After Dinner

3 February 2015 | 10:07 am | Dave Drayton

"It’s absolutely laugh-out-loud good fun."

Long before fully grown adult children justified the reckless amount of mason jars they consumed to celebrate the launch of their start-up with YOLO, in a place known as the 1980s, there was another license for licentious; YOYO: “You’re only young once.”

After Dinner both wholeheartedly embraces and playfully rejects that idea with Glenn Hazeldine, Anita Hegh, Rebecca Massey, Josh McConville and Helen Thomson frighteningly frocked up (Alicia Clements has designed this wonderfully, particularly Hegh’s outfit) for a Friday night at the local.

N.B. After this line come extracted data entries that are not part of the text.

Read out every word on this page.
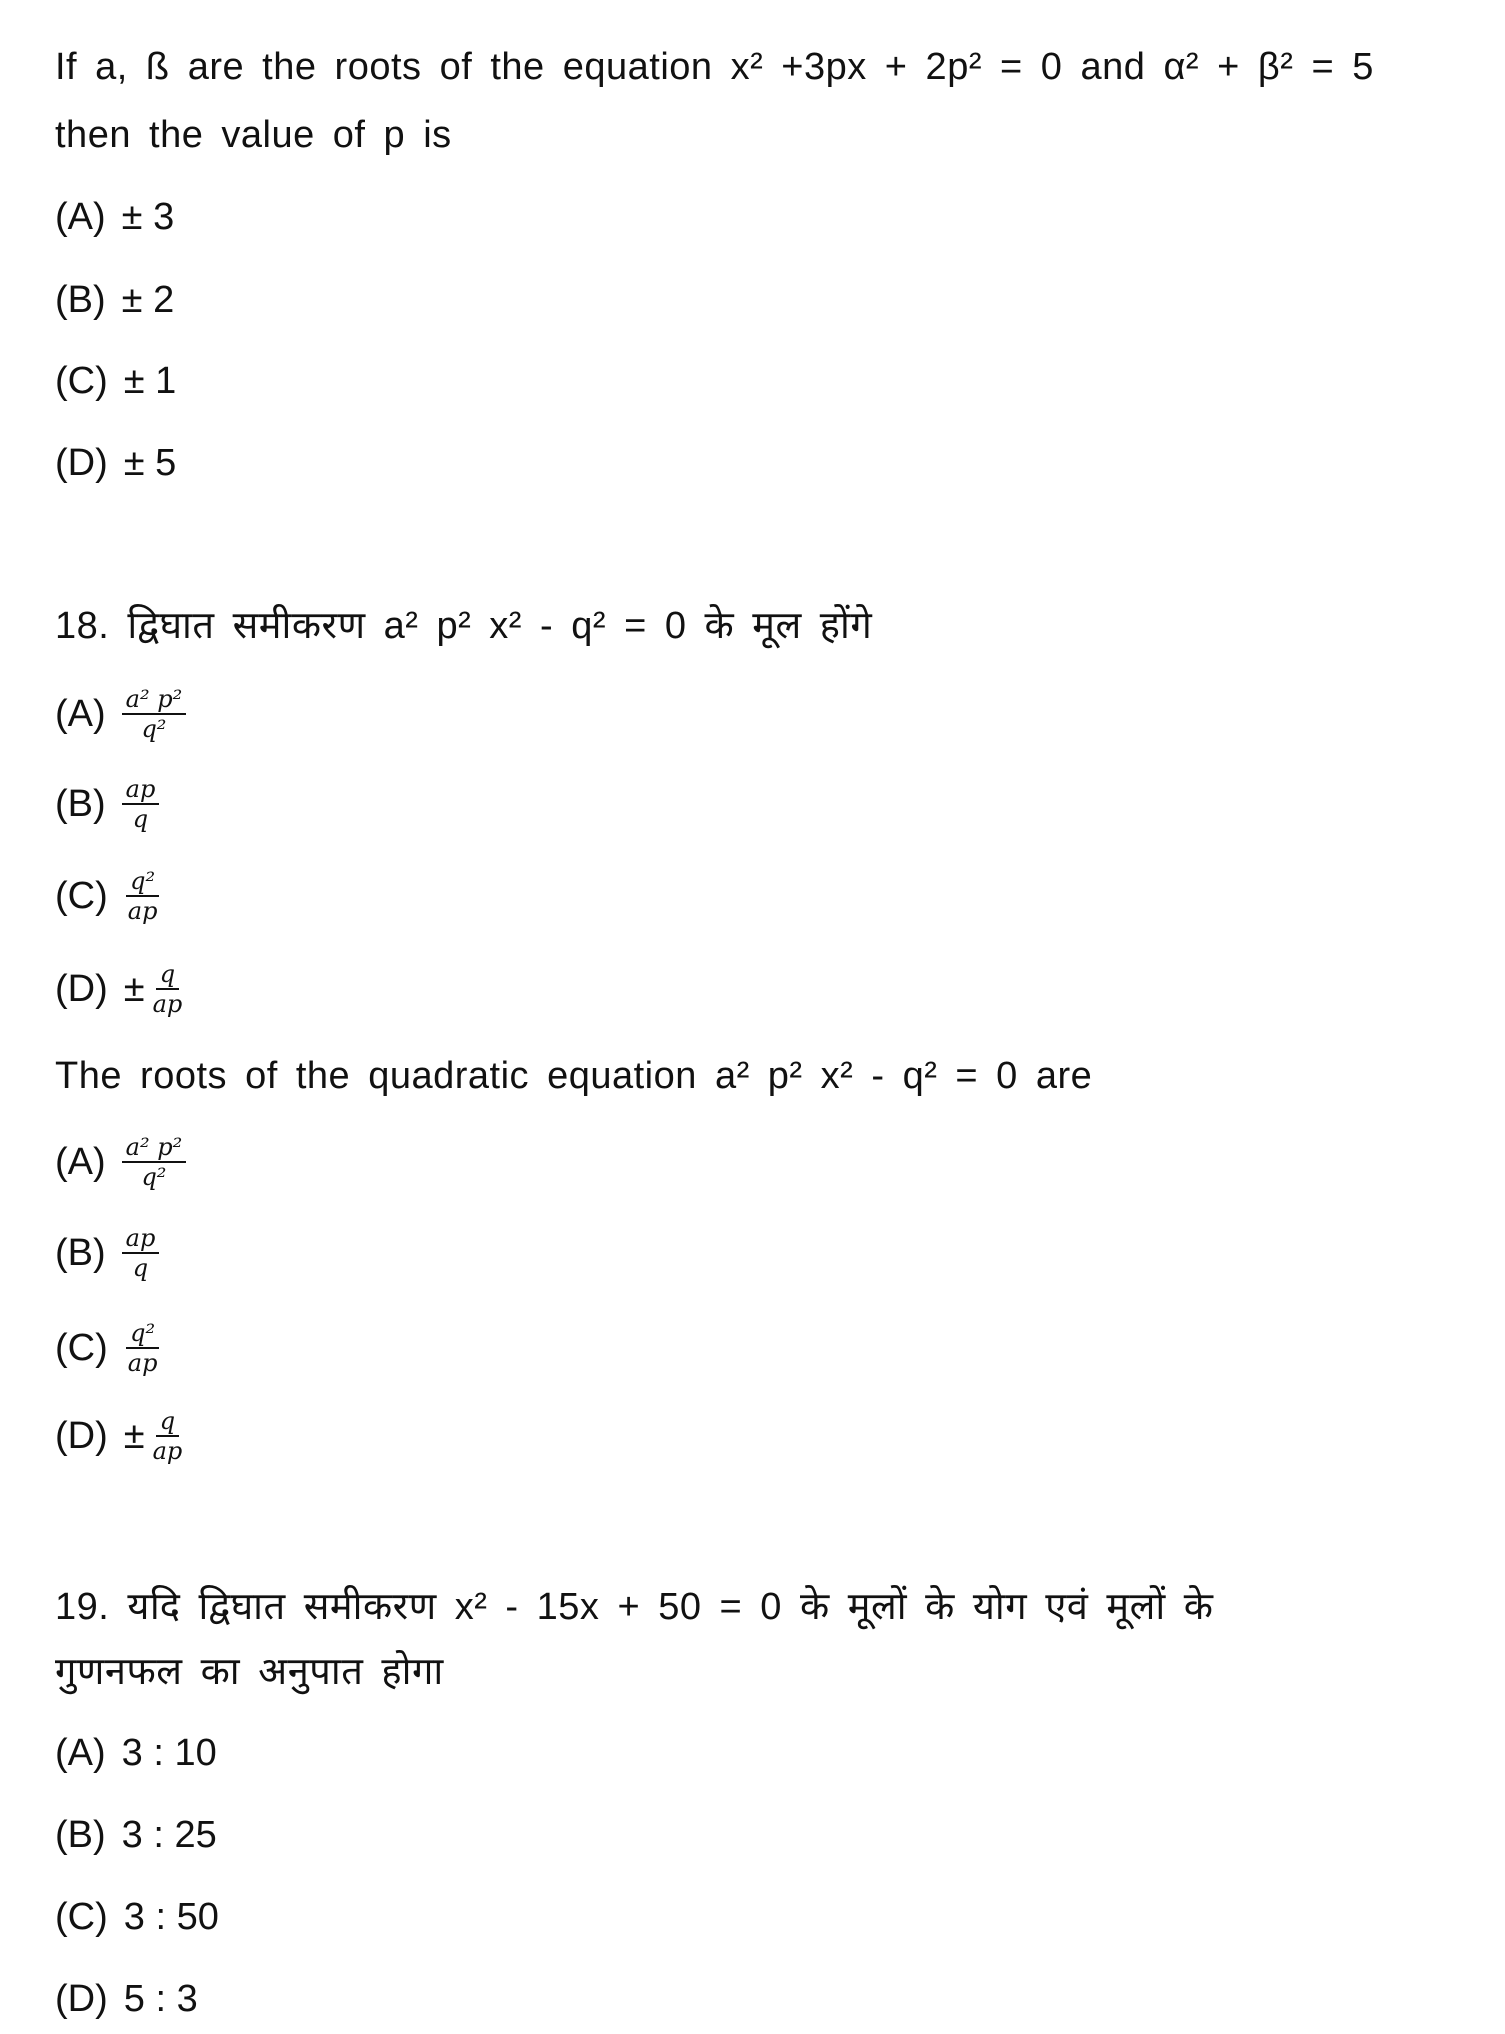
If a, ß are the roots of the equation x² +3px + 2p² = 0 and α² + β² = 5
then the value of p is
(A) ± 3
(B) ± 2
(C) ± 1
(D) ± 5
18. द्विघात समीकरण a² p² x² - q² = 0 के मूल होंगे
$(A) \frac{\text{a² p²}}{\text{q²}}$
$(B) \frac{ap}{q}$
$(C) \frac{\text{q²}}{ap}$
$(D) \pm \frac{q}{ap}$
The roots of the quadratic equation a² p² x² - q² = 0 are
$(A) \frac{\text{a² p²}}{\text{q²}}$
$(B) \frac{ap}{q}$
$(C) \frac{\text{q²}}{ap}$
$(D) \pm \frac{q}{ap}$
19. यदि द्विघात समीकरण x² - 15x + 50 = 0 के मूलों के योग एवं मूलों के
गुणनफल का अनुपात होगा
(A) 3 : 10
(B) 3 : 25
(C) 3 : 50
(D) 5 : 3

Andrew Bovell’s first play (written when he was just 21) never moves beyond this room, within which two sets of friends – three women and two men sharing between them a separation, a widowing, and all manner of other emotional maladies – collide.

The tight ensemble earn laughs revealing the impossibility of truly engaged conversation and the pressure and expectation of a large night out. Thomson is in her element: boisterous, big, and carelessly reckless, she recounts one of the night’s escapades played out of stage like a true barfly bard.

It’s absolutely laugh-out-loud good fun, but the sombre silences almost missed throughout the night resonate once the crowd has dissipated.